Great. And then just a follow-up question on the systematic credit as well as the Equity Alternatives platform. Maybe you can give us a bit more of an update on the progress there? What would success look like for you in some of the metrics you're tracking, and how are conversations progressing with clients?

Suren Rana, President and Chief Executive Officer

We're satisfied and reasonably happy with how things are progressing; they're on track on both initiatives. Equity Alternatives is a little older — we started it about a year ago in Q4 of 2022 — and it is tracking a nice record of outperformance. We have a reasonable-size client in that strategy and we're hoping to get more in this year. Traditionally, in our business, people have looked for three-year, five-year and ten-year track records, but Equity Alternatives and Systematic Credit are different enough that we are having good conversations with clients who are eager to get in earlier. We do have a client in Equity Alternatives and their track record is good. Systematic Credit was seeded in November, so it's been only a bit more than a month. So far so good; it's progressing well on the performance side, but it is too early to draw conclusions. Client conversations were already happening before we seeded it as we were preparing the infrastructure and the models, and there's a good amount of interest. We hope to add some clients early in 2024 even though traditionally people have looked for three-year track records.

Operator, Operator

Your next question comes from the line of John Dunn from Evercore ISI.

John Dunn, Analyst

Just to extend the institutional pipeline question a little bit: do you have line of sight to anything chunky in or out over the next quarter or so? And I understand things are taking longer, but what's a decent assumption for time to fund going through the pipeline?

Suren Rana, President and Chief Executive Officer

Outside of the managed volatility strategy that I touched on, we do expect more outflows there, particularly in light of the environment: if there is a soft landing and markets do well, that makes it a less ideal environment for defensive strategies. Managed volatility has historically delivered the same or better returns than the market with lower risk over long periods, but this is not the ideal environment for it.
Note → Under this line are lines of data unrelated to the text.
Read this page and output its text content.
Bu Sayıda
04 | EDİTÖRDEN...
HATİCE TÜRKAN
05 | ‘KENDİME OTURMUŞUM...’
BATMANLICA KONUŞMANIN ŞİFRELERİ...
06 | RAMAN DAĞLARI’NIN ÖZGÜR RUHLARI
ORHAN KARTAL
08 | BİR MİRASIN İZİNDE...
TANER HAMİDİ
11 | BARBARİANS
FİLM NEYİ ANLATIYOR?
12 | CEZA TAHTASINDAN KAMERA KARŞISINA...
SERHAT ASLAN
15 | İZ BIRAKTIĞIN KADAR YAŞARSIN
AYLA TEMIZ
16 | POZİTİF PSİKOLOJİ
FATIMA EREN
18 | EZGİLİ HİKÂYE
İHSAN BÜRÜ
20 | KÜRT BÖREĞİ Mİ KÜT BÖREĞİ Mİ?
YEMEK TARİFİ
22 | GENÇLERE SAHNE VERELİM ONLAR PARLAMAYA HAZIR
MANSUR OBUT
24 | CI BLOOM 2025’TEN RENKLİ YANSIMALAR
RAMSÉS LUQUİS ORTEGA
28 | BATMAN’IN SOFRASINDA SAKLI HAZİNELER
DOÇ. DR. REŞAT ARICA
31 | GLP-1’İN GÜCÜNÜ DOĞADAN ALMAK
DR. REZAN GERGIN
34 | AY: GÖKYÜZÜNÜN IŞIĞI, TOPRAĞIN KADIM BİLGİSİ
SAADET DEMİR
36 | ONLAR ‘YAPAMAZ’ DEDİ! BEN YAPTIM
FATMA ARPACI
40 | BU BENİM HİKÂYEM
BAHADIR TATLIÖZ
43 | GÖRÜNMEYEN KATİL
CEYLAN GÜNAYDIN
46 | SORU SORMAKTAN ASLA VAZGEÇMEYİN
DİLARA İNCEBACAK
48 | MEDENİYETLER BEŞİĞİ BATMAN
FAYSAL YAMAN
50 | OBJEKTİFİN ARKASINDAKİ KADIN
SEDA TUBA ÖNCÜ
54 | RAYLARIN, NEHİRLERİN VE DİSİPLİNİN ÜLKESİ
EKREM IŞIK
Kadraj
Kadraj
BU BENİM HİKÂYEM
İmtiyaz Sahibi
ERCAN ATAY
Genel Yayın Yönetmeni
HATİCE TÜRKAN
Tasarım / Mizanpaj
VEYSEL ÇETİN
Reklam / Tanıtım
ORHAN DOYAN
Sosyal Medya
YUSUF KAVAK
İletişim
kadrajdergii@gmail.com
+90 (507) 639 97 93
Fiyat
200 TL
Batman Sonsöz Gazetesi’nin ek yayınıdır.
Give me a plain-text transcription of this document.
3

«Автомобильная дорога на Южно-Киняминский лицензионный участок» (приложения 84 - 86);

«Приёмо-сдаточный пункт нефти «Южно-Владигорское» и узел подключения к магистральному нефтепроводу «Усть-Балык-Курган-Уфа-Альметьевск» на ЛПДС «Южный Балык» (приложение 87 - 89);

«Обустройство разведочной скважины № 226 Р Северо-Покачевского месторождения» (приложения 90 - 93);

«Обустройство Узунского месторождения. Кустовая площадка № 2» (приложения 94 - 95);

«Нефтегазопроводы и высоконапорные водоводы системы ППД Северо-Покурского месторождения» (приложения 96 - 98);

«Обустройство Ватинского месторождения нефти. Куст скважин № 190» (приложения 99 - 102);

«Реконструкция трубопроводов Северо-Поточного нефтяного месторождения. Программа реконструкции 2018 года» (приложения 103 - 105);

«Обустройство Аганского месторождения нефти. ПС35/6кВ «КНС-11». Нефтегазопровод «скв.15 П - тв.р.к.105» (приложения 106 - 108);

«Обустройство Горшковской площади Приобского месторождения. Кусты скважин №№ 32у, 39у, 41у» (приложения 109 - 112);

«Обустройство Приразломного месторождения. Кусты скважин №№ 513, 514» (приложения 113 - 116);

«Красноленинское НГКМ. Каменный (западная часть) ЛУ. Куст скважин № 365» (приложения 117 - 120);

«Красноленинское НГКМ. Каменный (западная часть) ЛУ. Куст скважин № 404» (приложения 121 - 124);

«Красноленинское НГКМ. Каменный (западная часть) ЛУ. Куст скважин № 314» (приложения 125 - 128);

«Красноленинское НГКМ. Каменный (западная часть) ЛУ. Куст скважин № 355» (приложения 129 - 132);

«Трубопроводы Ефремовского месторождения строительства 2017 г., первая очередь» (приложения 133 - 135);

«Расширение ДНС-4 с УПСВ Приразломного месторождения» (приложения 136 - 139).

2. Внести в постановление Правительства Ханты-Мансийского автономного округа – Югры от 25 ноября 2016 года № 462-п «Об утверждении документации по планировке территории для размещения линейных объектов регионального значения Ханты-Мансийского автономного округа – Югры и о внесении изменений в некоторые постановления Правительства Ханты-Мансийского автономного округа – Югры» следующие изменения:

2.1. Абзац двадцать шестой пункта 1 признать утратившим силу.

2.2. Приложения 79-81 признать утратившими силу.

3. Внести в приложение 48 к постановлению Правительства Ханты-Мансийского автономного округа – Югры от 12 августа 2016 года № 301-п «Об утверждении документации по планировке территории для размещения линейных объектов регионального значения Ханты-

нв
Outside of that, there's nothing specific that we know of that's large and chunky in terms of potential outflows. The pipeline is good and pretty diversified across strategies. How it converts varies: some opportunities are in late stages, some in middle stages, some very early. Time to convert ebbs and flows; some moves quickly and some slower. It's hard to provide fixed rules or guideposts, but we are satisfied with the pipeline. The team is actively engaging with clients, and we do have some mandates that have been won and are expected to fund, spanning different stages.

John Dunn, Analyst

Got it. You talked about some of the puts and takes of the managed volatility institutional pipeline and it being diversified. Can you just go through the puts and takes for the fee rate for the next stretch?

Suren Rana, President and Chief Executive Officer

We would expect the fee rate to be pretty stable around this level — about 38 basis points — for the next few quarters. What would change it over the longer term is execution on our Equity Alternatives and Systematic Credit strategies, which are higher-fee. As we start to get larger flows in those two strategies, particularly Equity Alternatives because that has much higher fees, and Systematic Credit starting with high yield, which is higher-fee, the mix will shift toward higher fees. Additionally, the outflows have been coming from managed volatility, which has traditionally been low-fee, while inflows have come from higher-fee strategies such as equity ex-U.S. and small-cap. So for the next few quarters, 38 basis points is a good baseline, and longer term we would expect it to gradually increase.

Operator, Operator

This concludes our question-and-answer session. I'd like to turn the conference call back over to Suren Rana.

Suren Rana, President and Chief Executive Officer

Thank you, operator. Thanks, everyone, for joining us today. We appreciate it.